Initial Setup and loading packages

In [0]:
# Common imports
import numpy as np
import os

# to make this notebook's output stable across runs
np.random.seed(42)

# To plot pretty figures
%matplotlib inline
import matplotlib as mpl
import matplotlib.pyplot as plt
mpl.rc('axes', labelsize=14)
mpl.rc('xtick', labelsize=12)
mpl.rc('ytick', labelsize=12)

# Look at Features Description for Iris Dataset

 1. sepal length in cm
 2. sepal width in cm
 3. petal length in cm
 4. petal width in cm
 5. class: 
      -- Iris Setosa
      -- Iris Versicolour
      -- Iris Virginica
      

The next few code cells generate the first figures in chapter 5. The first actual code sample comes after:

In [0]:
from sklearn import datasets
#load iris data
iris = datasets.load_iris()
iris["data"][0:10,]

array([[5.1, 3.5, 1.4, 0.2],
       [4.9, 3. , 1.4, 0.2],
       [4.7, 3.2, 1.3, 0.2],
       [4.6, 3.1, 1.5, 0.2],
       [5. , 3.6, 1.4, 0.2],
       [5.4, 3.9, 1.7, 0.4],
       [4.6, 3.4, 1.4, 0.3],
       [5. , 3.4, 1.5, 0.2],
       [4.4, 2.9, 1.4, 0.2],
       [4.9, 3.1, 1.5, 0.1]])

# Large margin classification

In [0]:
X = iris["data"][:, (2, 3)]  # petal length, petal width
y = iris["target"] #choose training target

#select data from only two classes
setosa_or_versicolor = (y == 0) | (y == 1)
X = X[setosa_or_versicolor]
y = y[setosa_or_versicolor]

# Write a code to split your dataset into 80/20 dataset

X_train, X_test, y_train, y_test = ...

# verify if the split is correct by looking at shape of each dataframe
...

#Your results should be same as below
#((80, 2), (20, 2), (80,), (20,))


# Build Model


In [0]:
#Your code to import support vector machine classifier model from SKlearn


#Define your model object.
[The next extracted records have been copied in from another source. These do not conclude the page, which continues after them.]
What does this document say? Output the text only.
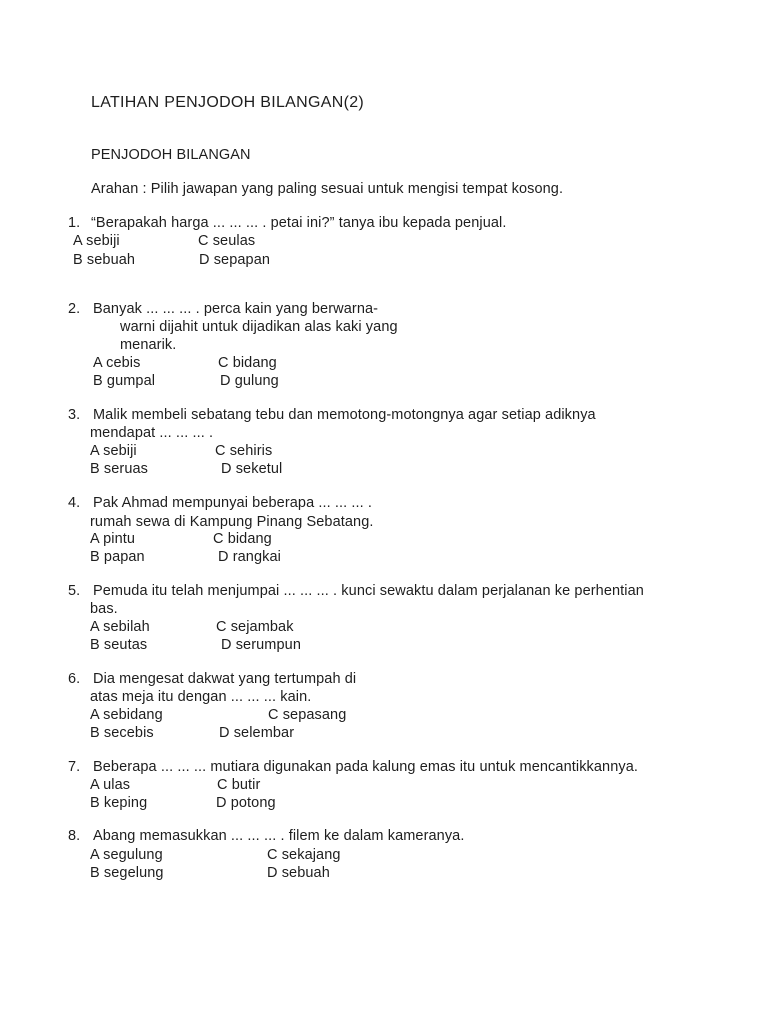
LATIHAN PENJODOH BILANGAN(2)
PENJODOH BILANGAN
Arahan : Pilih jawapan yang paling sesuai untuk mengisi tempat kosong.
1. “Berapakah harga ... ... ... . petai ini?” tanya ibu kepada penjual.
A sebiji	C seulas
B sebuah	D sepapan
2. Banyak ... ... ... . perca kain yang berwarna-
warni dijahit untuk dijadikan alas kaki yang
menarik.
A cebis	C bidang
B gumpal	D gulung
3. Malik membeli sebatang tebu dan memotong-motongnya agar setiap adiknya
mendapat ... ... ... .
A sebiji	C sehiris
B seruas	D seketul
4. Pak Ahmad mempunyai beberapa ... ... ... .
rumah sewa di Kampung Pinang Sebatang.
A pintu	C bidang
B papan	D rangkai
5. Pemuda itu telah menjumpai ... ... ... . kunci sewaktu dalam perjalanan ke perhentian
bas.
A sebilah	C sejambak
B seutas	D serumpun
6. Dia mengesat dakwat yang tertumpah di
atas meja itu dengan ... ... ... kain.
A sebidang	C sepasang
B secebis	D selembar
7. Beberapa ... ... ... mutiara digunakan pada kalung emas itu untuk mencantikkannya.
A ulas	C butir
B keping	D potong
8. Abang memasukkan ... ... ... . filem ke dalam kameranya.
A segulung	C sekajang
B segelung	D sebuah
Select polynomial kernel to create 3rd degree of polynomial terms. Lets try different values for C. Find the best value for C. 
# Lets try these values and measure prevision & recall. C=-1, C=0, C=0.0000001, C=0.00005, C=0.001, C=0.1
svm_clf = ...

# Write a code to train the model 





SVC(C=0.0002, cache_size=200, class_weight=None, coef0=0.0,
    decision_function_shape='ovr', degree=3, gamma='auto_deprecated',
    kernel='poly', max_iter=-1, probability=False, random_state=None,
    shrinking=True, tol=0.001, verbose=False)

# Predict

In [0]:
# Write a code to predict the value of y using train dataset
y_train_pred = ....

print(y_train_pred)


# Write a code to predict the value of y using test dataset
y_test_pred = ...

print(y_test_pred)

[1 1 0 0 1 0 0 1 0 1 0 0 1 0 0 0 1 1 0 0 0 0 0 1 0 0 1 0 1 0 0 0 0 0 0 1 0
 1 0 1 1 1 1 0 1 1 0 1 1 1 1 0 1 0 0 0 1 0 1 1 1 1 0 0 0 1 0 0 0 1 1 1 1 1
 0 1 1 0 1 1]
[1 1 1 0 0 0 0 1 0 0 0 0 1 0 1 0 1 1 0 0]


# Evaluate


In [0]:
# Write the code to measure precision and recall for training dataset. 
...



1.0
0.9285714285714286


In [0]:
# Write the code to measure precision and recall for testing dataset. 
...



1.0

# Now, lets build a model using SGD classifer and compare the result.

In [0]:
#Try SGD with high alpha
# Set these values for your model, set alpha=39, and your tolerance for stopping criteria = 0.01 and run optimization for 2 times.
clf = ...
#fit the model
clf.fit(X_train, y_train)

# Predict

In [0]:
# Lets predict. You don't need to make any change below ;-)
y_train_pred_sgd = clf.predict(X_train)

print(y_train_pred_sgd)


y_test_pred_sgd = clf.predict(X_test)

print(y_test_pred_sgd)

[1 1 0 0 1 0 0 1 0 1 0 0 1 0 1 0 1 1 0 0 0 0 0 1 0 0 1 0 1 0 0 0 0 0 0 1 0
 1 0 1 1 1 1 0 1 1 0 1 1 1 1 0 1 0 1 1 1 0 1 1 1 1 0 0 0 1 0 0 0 1 1 1 1 1
 0 1 1 0 1 1]
[1 1 1 0 0 0 0 1 0 0 0 0 1 0 1 0 1 1 0 0]


# Evaluate


In [0]:
#evaluate precision and recall for traindataset


1.0

In [0]:
#evaluate precision and recall for test dataset



1.0
1.0


# Do you get a good model? Why? How can you implement changes to make it good? Can you tune hyper parameters?